The 25 Sales Skills They Don't Teach at Business School by Stephan Schiffman
Author:Stephan Schiffman
Language: eng
Format: epub
Tags: epub, ebook
Publisher: D.E.I. Management Group
Published: 2002-07-15T00:00:00+00:00
Skill #14
Don’t “Product Dump”
“I give what I think is a great opening summary of my company and its products and services during the opening phase of the first meeting. It takes fifteen to twenty minutes. Prospects don’t seem to be responding well to it, though. What’s happening?”
What’s happening is you’re forgetting one of the most important facts of professional sales: You are more than a walking brochure!
Most salespeople are taught to “find the needs” of their prospects, so they can make presentations designed to show how their organizations can fill those “needs.” In fact, they get used to six or eight common “needs” and become very comfortable indeed discussing them.
There’s a problem with this approach, though. It turns you into a walking advertisement. You recite a familiar “spiel” during your first meeting. Guess what? In today’s economy, the odds are high that your prospect already has—or has access to—some variation on what you offer.

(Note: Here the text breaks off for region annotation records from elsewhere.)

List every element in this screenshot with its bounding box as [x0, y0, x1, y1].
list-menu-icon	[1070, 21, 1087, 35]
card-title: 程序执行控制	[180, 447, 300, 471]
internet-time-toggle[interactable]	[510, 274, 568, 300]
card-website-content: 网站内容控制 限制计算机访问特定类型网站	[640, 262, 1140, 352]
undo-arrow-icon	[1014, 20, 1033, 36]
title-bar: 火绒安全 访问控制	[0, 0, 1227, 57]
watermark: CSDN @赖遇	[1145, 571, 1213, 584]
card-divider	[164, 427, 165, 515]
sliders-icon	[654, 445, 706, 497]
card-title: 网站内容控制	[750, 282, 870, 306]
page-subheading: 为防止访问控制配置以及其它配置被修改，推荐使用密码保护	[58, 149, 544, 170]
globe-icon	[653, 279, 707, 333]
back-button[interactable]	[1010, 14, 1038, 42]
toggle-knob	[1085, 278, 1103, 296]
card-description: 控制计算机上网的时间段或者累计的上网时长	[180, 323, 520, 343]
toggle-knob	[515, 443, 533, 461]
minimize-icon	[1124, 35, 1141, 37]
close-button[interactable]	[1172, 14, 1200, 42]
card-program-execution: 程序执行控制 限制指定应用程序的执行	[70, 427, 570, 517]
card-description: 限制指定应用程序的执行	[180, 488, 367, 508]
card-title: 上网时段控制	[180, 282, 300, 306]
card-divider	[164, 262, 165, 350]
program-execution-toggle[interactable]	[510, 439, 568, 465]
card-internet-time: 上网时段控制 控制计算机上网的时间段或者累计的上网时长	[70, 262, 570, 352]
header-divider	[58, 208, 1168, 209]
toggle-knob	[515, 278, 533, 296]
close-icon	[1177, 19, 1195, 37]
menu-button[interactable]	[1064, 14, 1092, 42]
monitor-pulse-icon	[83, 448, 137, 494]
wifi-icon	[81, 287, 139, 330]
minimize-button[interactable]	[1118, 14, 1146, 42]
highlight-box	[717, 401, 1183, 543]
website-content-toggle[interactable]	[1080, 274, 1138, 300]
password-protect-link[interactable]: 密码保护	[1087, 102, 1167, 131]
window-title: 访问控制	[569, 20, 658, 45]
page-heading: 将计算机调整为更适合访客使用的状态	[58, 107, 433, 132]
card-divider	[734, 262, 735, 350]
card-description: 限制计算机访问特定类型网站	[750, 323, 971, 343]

He or she doesn’t really “need” you at all.
The act of reciting a well-known (and lengthy) monologue to a prospect is called “throwing up” on the prospect—or, to use a slightly more pleasant term, executing a “product dump.” Whatever we call it, it means we are sending far more information out during the first meeting than we are taking in. In fact, product dumping is the most common reason for a first meeting with a prospect not to go well. Prospects hate hearing a product dump during the first meeting. (Don’t you?)
How to Turn Prospects Off
Reciting what we think we know about familiar “needs” during initial meetings with prospects won’t help us to sell more efficiently. In assessing people’s needs, we usually assume we know all about their business already. We assume that this prospect is facing exactly the same situation as the last prospect we met with. So we just soliloquize about what we have to offer or read from a brochure. In so doing, we overlook opportunities to gather meaningful information about what’s actually going on in the life of the person we’re talking to. The result: another turned-off prospect.
The reason so many salespeople rely on product dumps is that meetings with prospects can be stressful. When we’re stressed, we fall back on what’s familiar to us—namely, what we know about our product or service. Unfortunately, when we do that, we close down the lines of communication.
Not long ago, we had a visit from a salesperson who represented a copier company. The meeting consisted of a brief exchange of greetings, a couple over superficial remarks about the weather and the traffic, and the salesperson’s spiel about the features of his machine. This spiel went on, uninterrupted, for twenty minutes, at the conclusion of which time the fellow tried to “close” me. He didn’t succeed. He tried again. He didn’t succeed. He packed up his things and left.